The next day our crew decide to wait for the sun to rise before they hit St Leu. I decide to sleep in too. Peer pressure. Big mistake. By the time we’re out the weekend crowds have pulled in. The waves are a classic four to six-foot. There is no wind. I should’ve been on it from first light. The long, winding wall unleashes the talents of Davey Weare and Dan Redman. Dale is being too courteous to the swarm of boogers clogging up the intervals between the locals and the hardmen, but he’s still getting a few. Romain Cloitre, a friend of Davey’s, is literally shredding the place apart. Local knowledge here means knowing all the locals.
Still, surfing St Leu is an incredible experience. You take off at the top and it’s a racy left. You can get two, maybe three turns in before it suddenly starts to bend around the reef and jack at the same time. Then it’s like dropping in on a wave twice the size as the one you’ve been surfing as it swings and bowls around a 90-degree corner and just unloads over lurking coral. There are good barrels, but it’s not a tube machine. St Leu is about smashing the lip, as hard as you can, and it’s unique bowl actually pushes you from one turn into the next, going faster each time. It’ll make you scream either way. You’ll also scream a little every time you have to clean your wounds. Fire coral burns.
At the end of the day, there are no altercations. Except for me. I managed to get tuned by a booger for looking at his wave the wrong way. I swear, we wouldn’t tolerate that kak in the Republic. All the boogers I know approach the line-up with the same bedraggled sense of defeat, half apologetic for their choice of wave-riding vehicle. In South Africa, bogeys know their place. In Réunion they seem to think what they do is respectable. Normal. Legitimate. You get boogies with attitude. I got tuned by one of them. I’ll never live that down.
Islands have their own rhythm
Soon I can’t remember how long I’ve been here. All my clothes are dirty, so I just wear the same boardies I surf in. At least they get washed once, maybe twice a day in the sea. You can’t fathom wearing jeans or closed shoes ever again. You’re tanned as deep brown as Pierre the lifeguard at St Pierre. The daily ritual of waking up and looking at the surf, walking down to the café for coffee and croissants, has become habitual. Waves and sessions meld into one long tropical memory. As do meals, beers and the people you share them with. You begin to feel at home. Accustomed. The competition for waves recedes as you figure it out, piece by piece.
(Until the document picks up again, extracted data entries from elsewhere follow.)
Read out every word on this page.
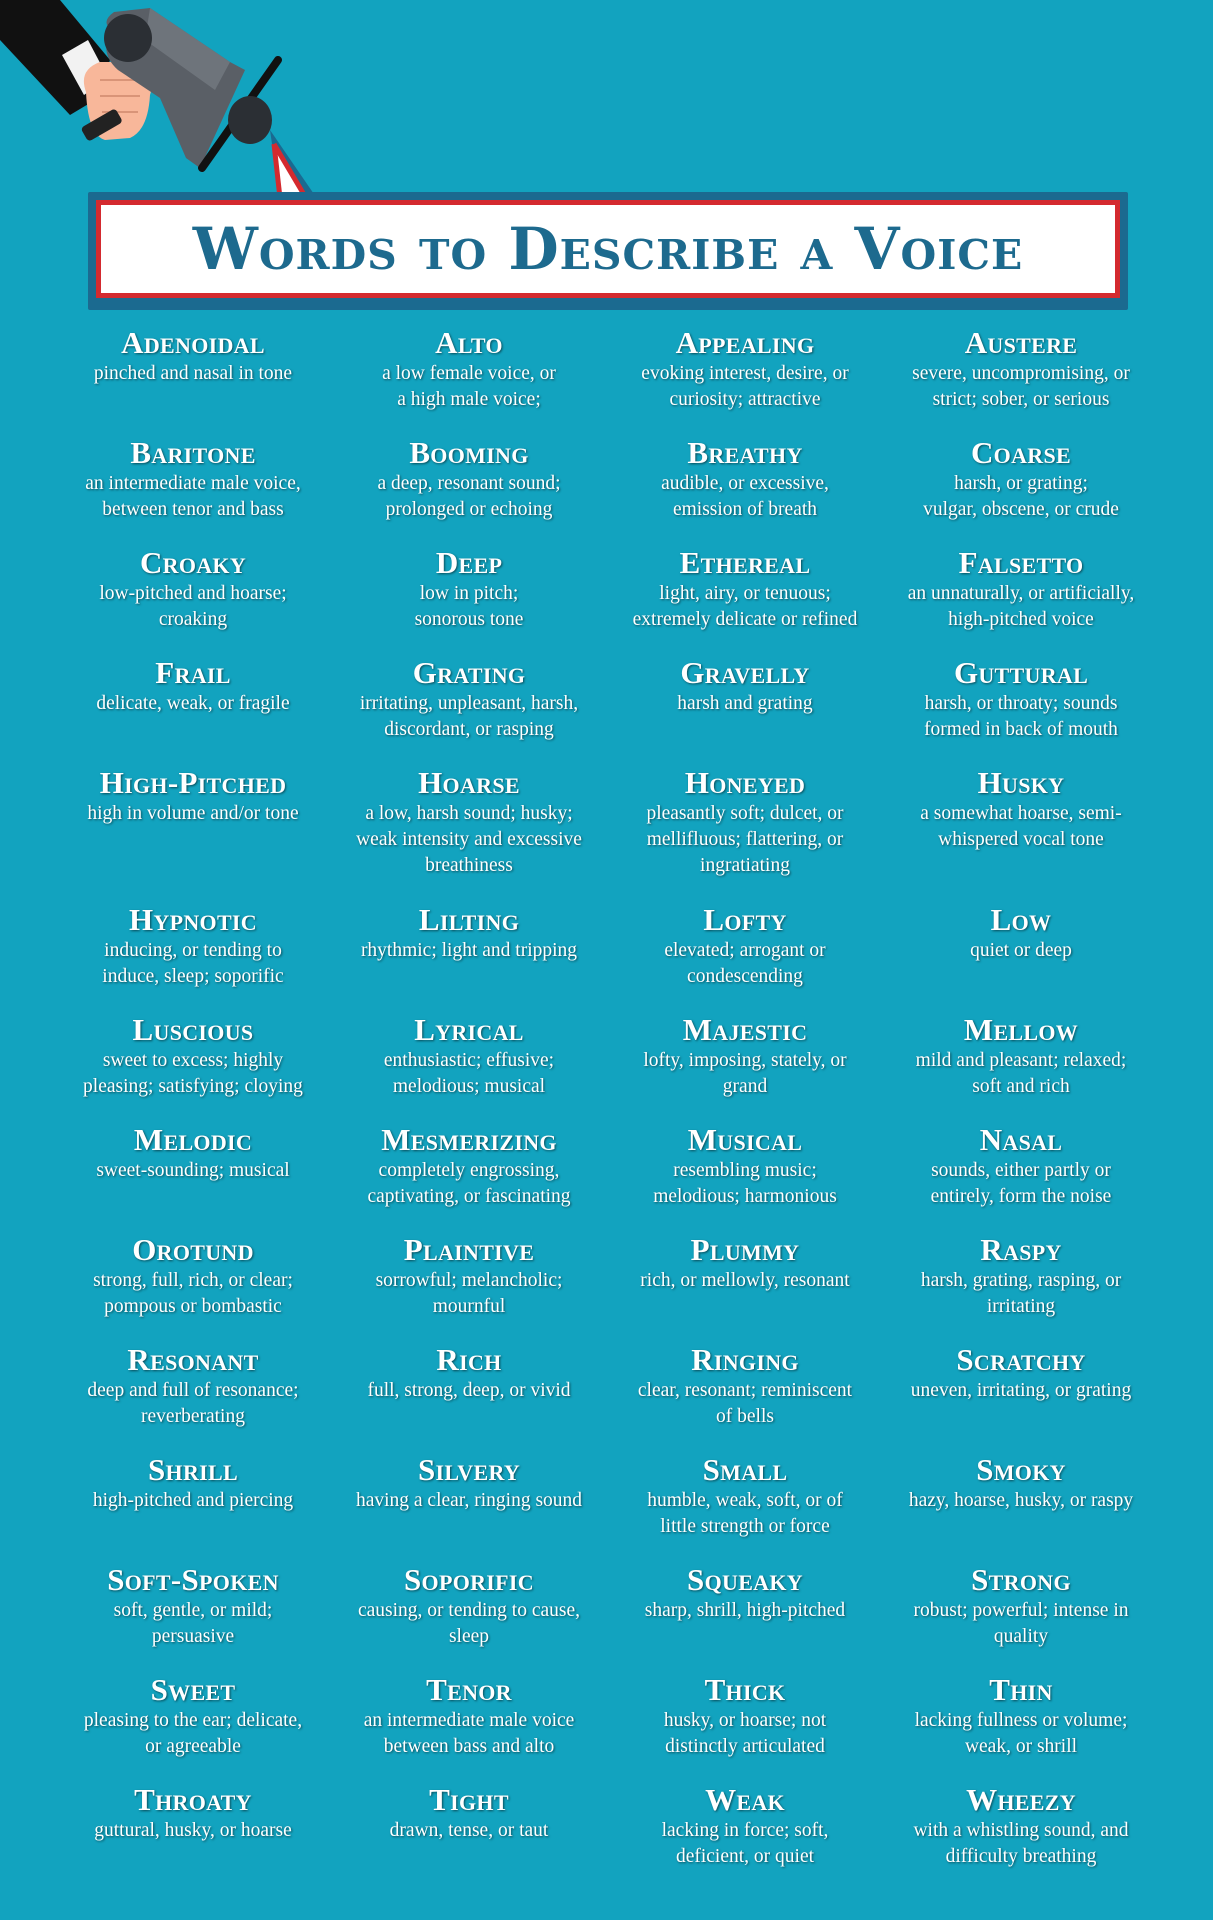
Words to Describe a Voice
Adenoidal
pinched and nasal in tone
Alto
a low female voice, or
a high male voice;
Appealing
evoking interest, desire, or
curiosity; attractive
Austere
severe, uncompromising, or
strict; sober, or serious
Baritone
an intermediate male voice,
between tenor and bass
Booming
a deep, resonant sound;
prolonged or echoing
Breathy
audible, or excessive,
emission of breath
Coarse
harsh, or grating;
vulgar, obscene, or crude
Croaky
low-pitched and hoarse;
croaking
Deep
low in pitch;
sonorous tone
Ethereal
light, airy, or tenuous;
extremely delicate or refined
Falsetto
an unnaturally, or artificially,
high-pitched voice
Frail
delicate, weak, or fragile
Grating
irritating, unpleasant, harsh,
discordant, or rasping
Gravelly
harsh and grating
Guttural
harsh, or throaty; sounds
formed in back of mouth
High-Pitched
high in volume and/or tone
Hoarse
a low, harsh sound; husky;
weak intensity and excessive
breathiness
Honeyed
pleasantly soft; dulcet, or
mellifluous; flattering, or
ingratiating
Husky
a somewhat hoarse, semi-
whispered vocal tone
Hypnotic
inducing, or tending to
induce, sleep; soporific
Lilting
rhythmic; light and tripping
Lofty
elevated; arrogant or
condescending
Low
quiet or deep
Luscious
sweet to excess; highly
pleasing; satisfying; cloying
Lyrical
enthusiastic; effusive;
melodious; musical
Majestic
lofty, imposing, stately, or
grand
Mellow
mild and pleasant; relaxed;
soft and rich
Melodic
sweet-sounding; musical
Mesmerizing
completely engrossing,
captivating, or fascinating
Musical
resembling music;
melodious; harmonious
Nasal
sounds, either partly or
entirely, form the noise
Orotund
strong, full, rich, or clear;
pompous or bombastic
Plaintive
sorrowful; melancholic;
mournful
Plummy
rich, or mellowly, resonant
Raspy
harsh, grating, rasping, or
irritating
Resonant
deep and full of resonance;
reverberating
Rich
full, strong, deep, or vivid
Ringing
clear, resonant; reminiscent
of bells
Scratchy
uneven, irritating, or grating
Shrill
high-pitched and piercing
Silvery
having a clear, ringing sound
Small
humble, weak, soft, or of
little strength or force
Smoky
hazy, hoarse, husky, or raspy
Soft-Spoken
soft, gentle, or mild;
persuasive
Soporific
causing, or tending to cause,
sleep
Squeaky
sharp, shrill, high-pitched
Strong
robust; powerful; intense in
quality
Sweet
pleasing to the ear; delicate,
or agreeable
Tenor
an intermediate male voice
between bass and alto
Thick
husky, or hoarse; not
distinctly articulated
Thin
lacking fullness or volume;
weak, or shrill
Throaty
guttural, husky, or hoarse
Tight
drawn, tense, or taut
Weak
lacking in force; soft,
deficient, or quiet
Wheezy
with a whistling sound, and
difficulty breathing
You look forward to the post surf baguette with ham and cheese lunchtime ritual. That ice cold Dodo on the plastic chairs in front of the snack bar overlooking the break. The things that were once new and strange have become comfortable.
Too quick, it’s time to pack our bags and drive to the airport. As we squash into the overloaded van and rev the ol’ Hyundai into the morning traffic flow, I pat my kidneys, massage my fat liver and cast one last lazy look over the St Leu line-up. A one-foot set is peeling in perfection over that mechanical geography, and I am in no hurry to leave.